From zero experience to a skilled therapist upon her graduation in December 2012, the mother of seven (five boys and two girls aged between four and 20) is armed with skills in seven components of spa therapy, namely foot massage, body massage, facial treatment, ear candling, hot compress, hot stone and body scrub, apart from manicure, pedicure and housekeeping.

With good spa vocals, Lesibit is highly in demand following her rating as the best customer service provider.

“Now that I am empowered, my skills are an integral part of me. I have a steady career which is also a regular source of income for the family.
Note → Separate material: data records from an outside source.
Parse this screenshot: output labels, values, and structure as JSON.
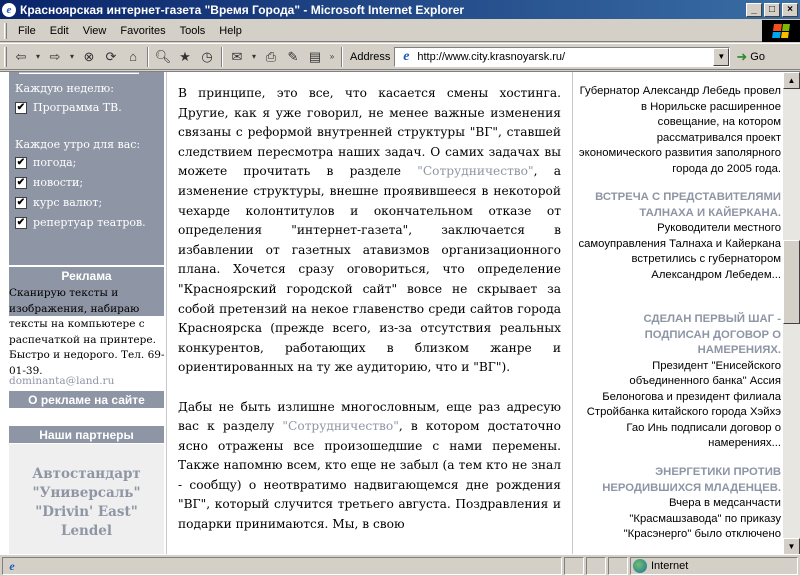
{
  "window": {
    "title": "Красноярская интернет-газета \"Время Города\" - Microsoft Internet Explorer",
    "buttons": {
      "minimize": "_",
      "maximize": "□",
      "close": "×"
    }
  },
  "menu": [
    {
      "label": "File"
    },
    {
      "label": "Edit"
    },
    {
      "label": "View"
    },
    {
      "label": "Favorites"
    },
    {
      "label": "Tools"
    },
    {
      "label": "Help"
    }
  ],
  "toolbar": {
    "address_label": "Address",
    "url": "http://www.city.krasnoyarsk.ru/",
    "go_label": "Go"
  },
  "left": {
    "subscribe": {
      "weekly_heading": "Каждую неделю:",
      "weekly_items": [
        {
          "label": "Программа ТВ.",
          "checked": true
        }
      ],
      "daily_heading": "Каждое утро для вас:",
      "daily_items": [
        {
          "label": "погода;",
          "checked": true
        },
        {
          "label": "новости;",
          "checked": true
        },
        {
          "label": "курс валют;",
          "checked": true
        },
        {
          "label": "репертуар театров.",
          "checked": true
        }
      ]
    },
    "ads": {
      "header": "Реклама",
      "text": "Сканирую тексты и изображения, набираю тексты на компьютере с распечаткой на принтере. Быстро и недорого. Тел. 69-01-39.",
      "email": "dominanta@land.ru",
      "about_link": "О рекламе на сайте"
    },
    "partners": {
      "header": "Наши партнеры",
      "items": [
        "Автостандарт",
        "\"Универсаль\"",
        "\"Drivin' East\"",
        "Lendel"
      ]
    }
  },
  "main": {
    "p1_before": "В принципе, это все, что касается смены хостинга. Другие, как я уже говорил, не менее важные изменения связаны с реформой внутренней структуры \"ВГ\", ставшей следствием пересмотра наших задач. О самих задачах вы можете прочитать в разделе ",
    "p1_link": "\"Сотрудничество\"",
    "p1_after": ", а изменение структуры, внешне проявившееся в некоторой чехарде колонтитулов и окончательном отказе от определения \"интернет-газета\", заключается в избавлении от газетных атавизмов организационного плана. Хочется сразу оговориться, что определение \"Красноярский городской сайт\" вовсе не скрывает за собой претензий на некое главенство среди сайтов города Красноярска (прежде всего, из-за отсутствия реальных конкурентов, работающих в близком жанре и ориентированных на ту же аудиторию, что и \"ВГ\").",
    "p2_before": "Дабы не быть излишне многословным, еще раз адресую вас к разделу ",
    "p2_link": "\"Сотрудничество\"",
    "p2_after": ", в котором достаточно ясно отражены все произошедшие с нами перемены. Также напомню всем, кто еще не забыл (а тем кто не знал - сообщу) о неотвратимо надвигающемся дне рождения \"ВГ\", который случится третьего августа. Поздравления и подарки принимаются. Мы, в свою"
  },
  "news": [
    {
      "title": "",
      "text": "Губернатор Александр Лебедь провел в Норильске расширенное совещание, на котором рассматривался проект экономического развития заполярного города до 2005 года."
    },
    {
      "title": "ВСТРЕЧА С ПРЕДСТАВИТЕЛЯМИ ТАЛНАХА И КАЙЕРКАНА.",
      "text": "Руководители местного самоуправления Талнаха и Кайеркана встретились с губернатором Александром Лебедем..."
    },
    {
      "title": "СДЕЛАН ПЕРВЫЙ ШАГ - ПОДПИСАН ДОГОВОР О НАМЕРЕНИЯХ.",
      "text": "Президент \"Енисейского объединенного банка\" Ассия Белоногова и президент филиала Стройбанка китайского города Хэйхэ Гао Инь подписали договор о намерениях..."
    },
    {
      "title": "ЭНЕРГЕТИКИ ПРОТИВ НЕРОДИВШИХСЯ МЛАДЕНЦЕВ.",
      "text": "Вчера в медсанчасти \"Красмашзавода\" по приказу \"Красэнерго\" было отключено"
    }
  ],
  "status": {
    "zone": "Internet"
  }
}
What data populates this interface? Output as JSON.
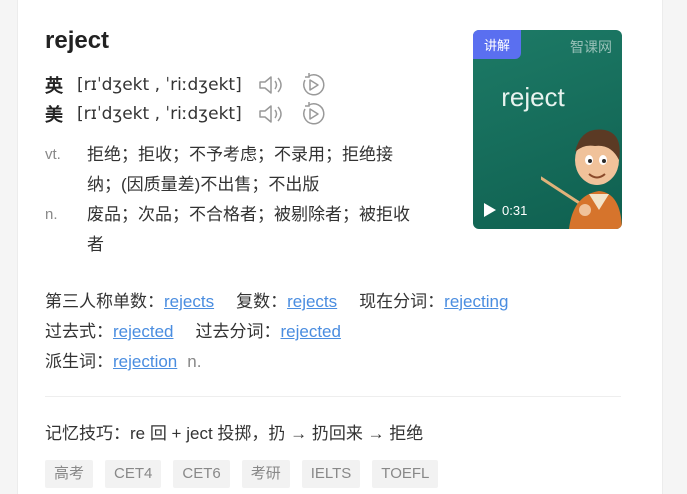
{
  "entry": {
    "word": "reject",
    "pronunciations": [
      {
        "label": "英",
        "ipa": "[rɪˈdʒekt , ˈriːdʒekt]"
      },
      {
        "label": "美",
        "ipa": "[rɪˈdʒekt , ˈriːdʒekt]"
      }
    ],
    "definitions": [
      {
        "pos": "vt.",
        "meaning": "拒绝；拒收；不予考虑；不录用；拒绝接纳；(因质量差)不出售；不出版"
      },
      {
        "pos": "n.",
        "meaning": "废品；次品；不合格者；被剔除者；被拒收者"
      }
    ]
  },
  "video": {
    "badge": "讲解",
    "brand": "智课网",
    "word": "reject",
    "duration": "0:31",
    "play_icon": "play-icon",
    "bg_color": "#136b58",
    "badge_color": "#5a6ff0"
  },
  "forms": {
    "third_person_label": "第三人称单数：",
    "third_person": "rejects",
    "plural_label": "复数：",
    "plural": "rejects",
    "present_participle_label": "现在分词：",
    "present_participle": "rejecting",
    "past_label": "过去式：",
    "past": "rejected",
    "past_participle_label": "过去分词：",
    "past_participle": "rejected",
    "derivative_label": "派生词：",
    "derivative": "rejection",
    "derivative_pos": "n."
  },
  "memory": {
    "text": "记忆技巧：re 回 + ject 投掷，扔 → 扔回来 → 拒绝"
  },
  "tags": [
    "高考",
    "CET4",
    "CET6",
    "考研",
    "IELTS",
    "TOEFL"
  ],
  "colors": {
    "link": "#4a8de0",
    "muted": "#888888",
    "tag_bg": "#f2f2f2"
  }
}
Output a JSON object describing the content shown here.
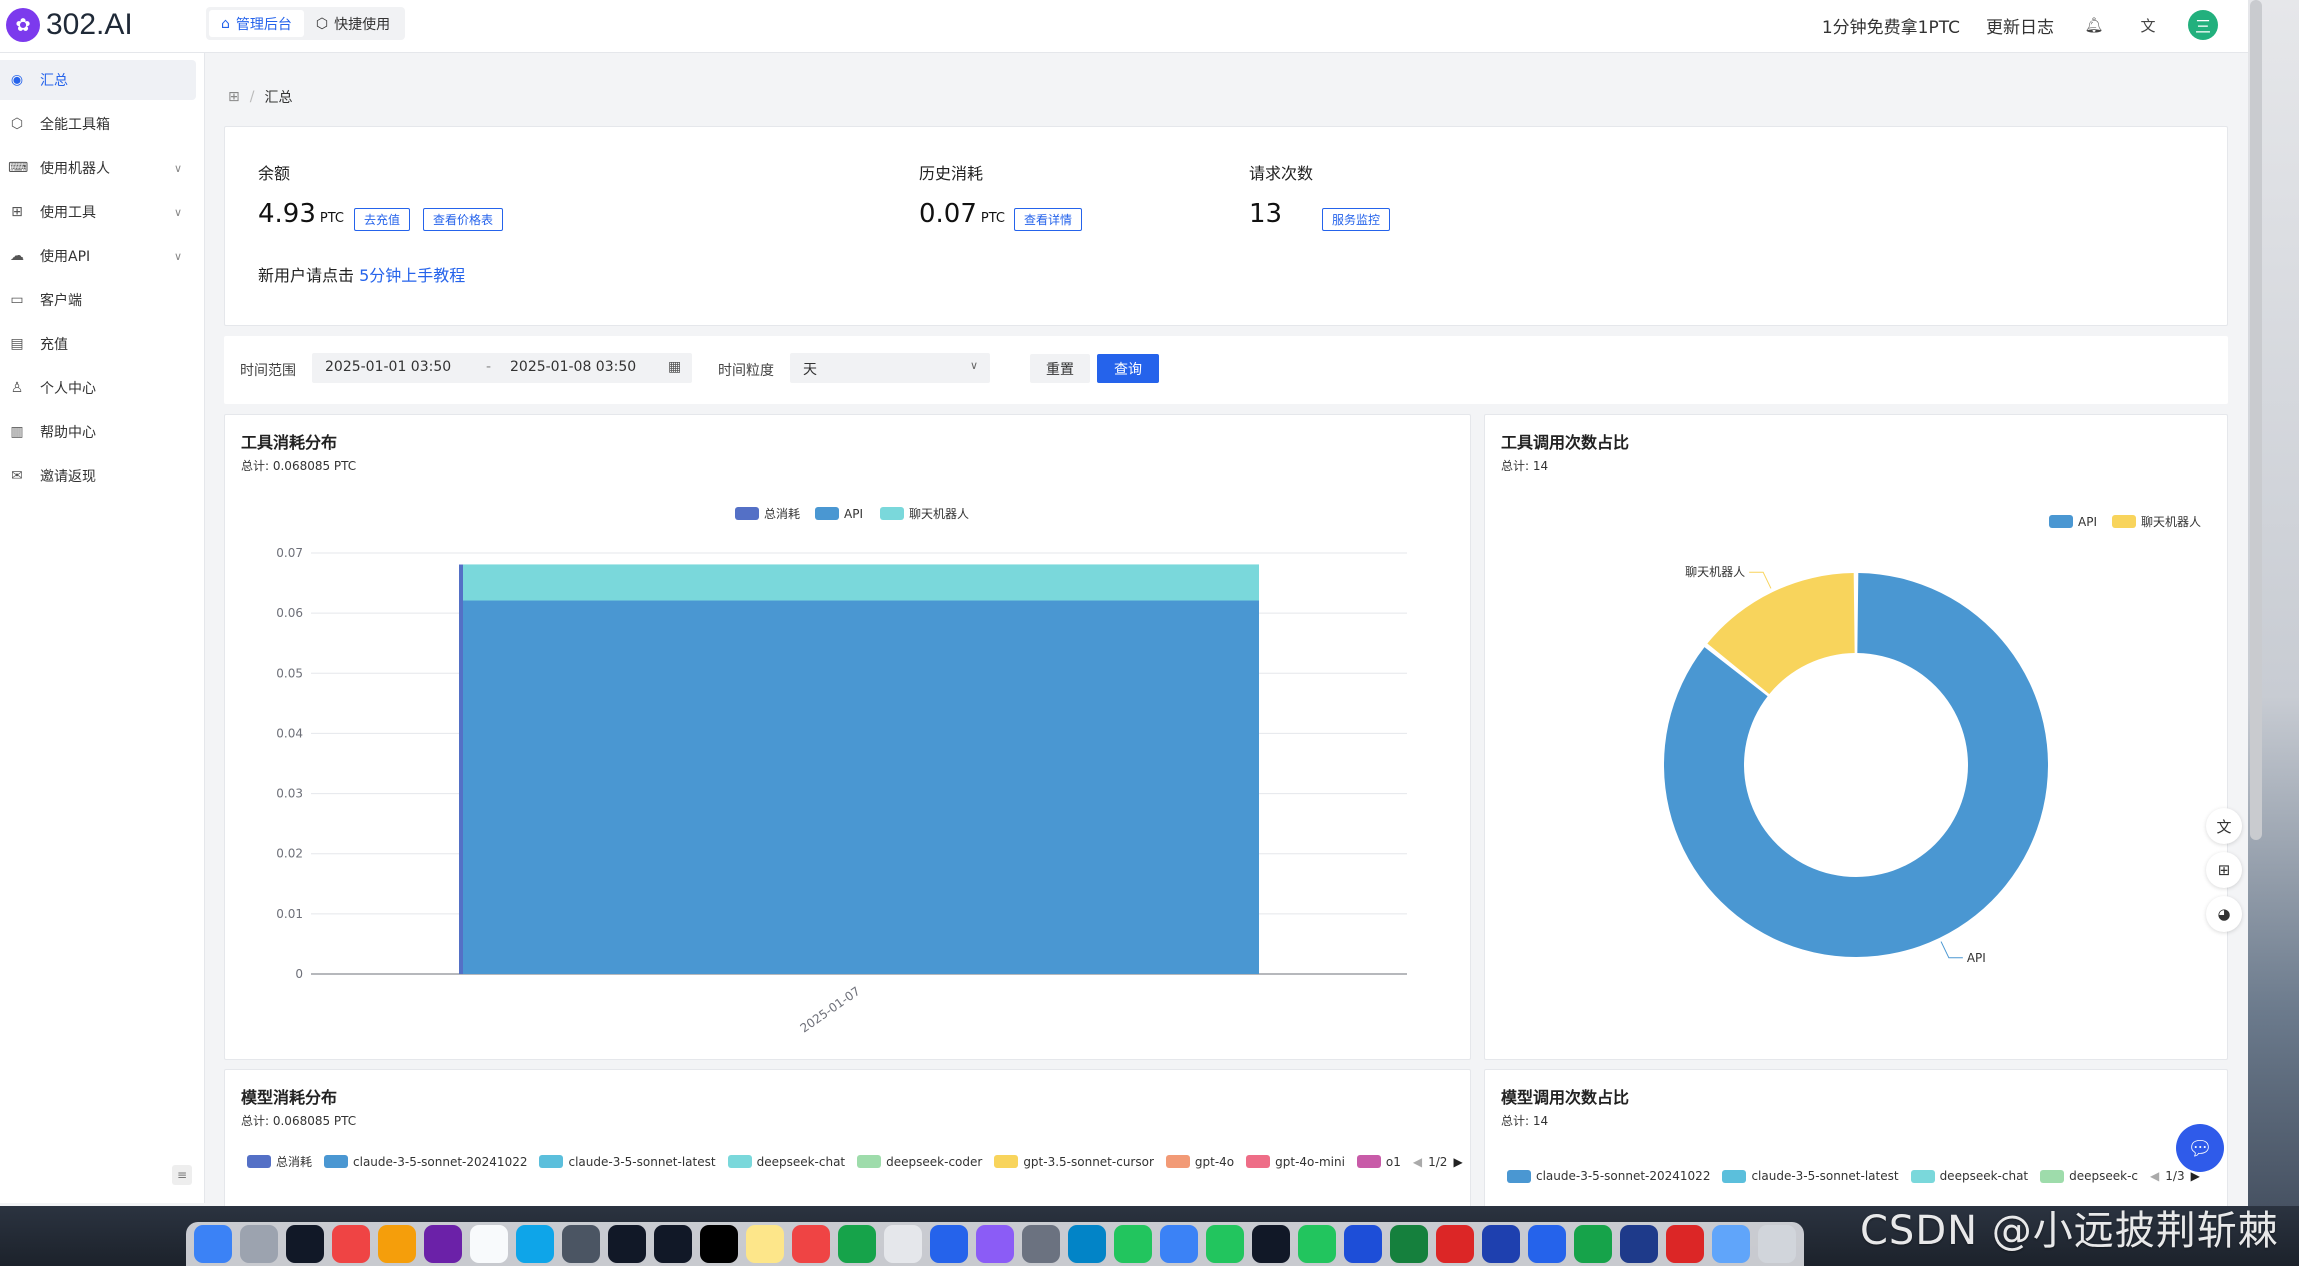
{
  "app": {
    "logo_text": "302.AI"
  },
  "top_tabs": [
    {
      "label": "管理后台",
      "icon": "home-icon"
    },
    {
      "label": "快捷使用",
      "icon": "cube-icon"
    }
  ],
  "top_right": {
    "free_link": "1分钟免费拿1PTC",
    "changelog": "更新日志",
    "avatar_glyph": "三"
  },
  "sidebar": {
    "items": [
      {
        "label": "汇总",
        "icon": "dashboard-icon",
        "active": true
      },
      {
        "label": "全能工具箱",
        "icon": "box-icon"
      },
      {
        "label": "使用机器人",
        "icon": "robot-icon",
        "expandable": true
      },
      {
        "label": "使用工具",
        "icon": "apps-icon",
        "expandable": true
      },
      {
        "label": "使用API",
        "icon": "cloud-icon",
        "expandable": true
      },
      {
        "label": "客户端",
        "icon": "monitor-icon"
      },
      {
        "label": "充值",
        "icon": "wallet-icon"
      },
      {
        "label": "个人中心",
        "icon": "user-icon"
      },
      {
        "label": "帮助中心",
        "icon": "book-icon"
      },
      {
        "label": "邀请返现",
        "icon": "gift-icon"
      }
    ]
  },
  "breadcrumb": {
    "current": "汇总"
  },
  "stats": {
    "balance": {
      "title": "余额",
      "value": "4.93",
      "unit": "PTC",
      "btn1": "去充值",
      "btn2": "查看价格表"
    },
    "history": {
      "title": "历史消耗",
      "value": "0.07",
      "unit": "PTC",
      "btn": "查看详情"
    },
    "requests": {
      "title": "请求次数",
      "value": "13",
      "btn": "服务监控"
    },
    "tip_prefix": "新用户请点击 ",
    "tip_link": "5分钟上手教程"
  },
  "filter": {
    "range_label": "时间范围",
    "start": "2025-01-01 03:50",
    "sep": "-",
    "end": "2025-01-08 03:50",
    "granularity_label": "时间粒度",
    "granularity_value": "天",
    "reset": "重置",
    "query": "查询"
  },
  "tool_cost_card": {
    "title": "工具消耗分布",
    "subtitle": "总计: 0.068085 PTC"
  },
  "tool_calls_card": {
    "title": "工具调用次数占比",
    "subtitle": "总计: 14"
  },
  "model_cost_card": {
    "title": "模型消耗分布",
    "subtitle": "总计: 0.068085 PTC",
    "legend": [
      {
        "name": "总消耗",
        "color": "#5470c6"
      },
      {
        "name": "claude-3-5-sonnet-20241022",
        "color": "#4a97d2"
      },
      {
        "name": "claude-3-5-sonnet-latest",
        "color": "#5bbfdc"
      },
      {
        "name": "deepseek-chat",
        "color": "#7ad8db"
      },
      {
        "name": "deepseek-coder",
        "color": "#9edcab"
      },
      {
        "name": "gpt-3.5-sonnet-cursor",
        "color": "#f8d45c"
      },
      {
        "name": "gpt-4o",
        "color": "#f29a76"
      },
      {
        "name": "gpt-4o-mini",
        "color": "#ee6d87"
      },
      {
        "name": "o1",
        "color": "#c85ba8"
      }
    ],
    "pager": "1/2"
  },
  "model_calls_card": {
    "title": "模型调用次数占比",
    "subtitle": "总计: 14",
    "legend": [
      {
        "name": "claude-3-5-sonnet-20241022",
        "color": "#4a97d2"
      },
      {
        "name": "claude-3-5-sonnet-latest",
        "color": "#5bbfdc"
      },
      {
        "name": "deepseek-chat",
        "color": "#7ad8db"
      },
      {
        "name": "deepseek-c",
        "color": "#9edcab"
      }
    ],
    "pager": "1/3"
  },
  "chart_data": [
    {
      "type": "bar",
      "title": "工具消耗分布",
      "categories": [
        "2025-01-07"
      ],
      "series": [
        {
          "name": "总消耗",
          "values": [
            0.068085
          ],
          "color": "#5470c6"
        },
        {
          "name": "API",
          "values": [
            0.0621
          ],
          "color": "#4a97d2",
          "stack": "s"
        },
        {
          "name": "聊天机器人",
          "values": [
            0.006
          ],
          "color": "#7ad8db",
          "stack": "s"
        }
      ],
      "yticks": [
        "0",
        "0.01",
        "0.02",
        "0.03",
        "0.04",
        "0.05",
        "0.06",
        "0.07"
      ],
      "ylim": [
        0,
        0.07
      ],
      "legend_position": "top-center"
    },
    {
      "type": "pie",
      "title": "工具调用次数占比",
      "slices": [
        {
          "name": "API",
          "value": 12,
          "color": "#4a97d2"
        },
        {
          "name": "聊天机器人",
          "value": 2,
          "color": "#f8d45c"
        }
      ],
      "legend_position": "top-right"
    }
  ],
  "dock_watermark": "CSDN @小远披荆斩棘"
}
I still have school-going children to support,” said the single mother.

From another perspective, Lesibit is proud to contribute to the growth of the tourism and hospitality industry.

“I am glad to be able to put my skills into practice for the benefit of other people.”

Addina, a Dusun from Keningau (a rural district in Sabah), is proud to acquire knowledge of age-old traditional treatments that have been passed down by her foremothers.

“These are part of my own ethnic culture but without Jari Jari Academy, I would not have known how to go about these massage techniques,” she said.

Today, she is skilled in the traditional massage technique called Tanggara (also known as Mountain Dusun Therapy), regarded as a perfect solution to aching legs and physical tiredness.

“Originally developed by the Dusuns living on the slopes of the Crocker Range around the majestic Mount Kinabalu, Jari Jari’s Mountain Dusun Therapy is ideal for visitors who may have climbed to the summit of the mountain or have been jungle trekking,” she said.

In applying this ethnic therapy, Addina concentrates on the lower legs before moving towards the torso, upper back and shoulders.

“It is both relaxing and invigorating because it soothes sore muscles, improves blood circulation and reduces stress.”

The spa therapist is also well-versed in Palad Therapy (Palm of Hand), using the palm of the hand to apply pressure on the body. The Bookan Muruts (a Dusunic tribe living in Sabah’s southwest) reportedly developed this massage technique known as “Palad”.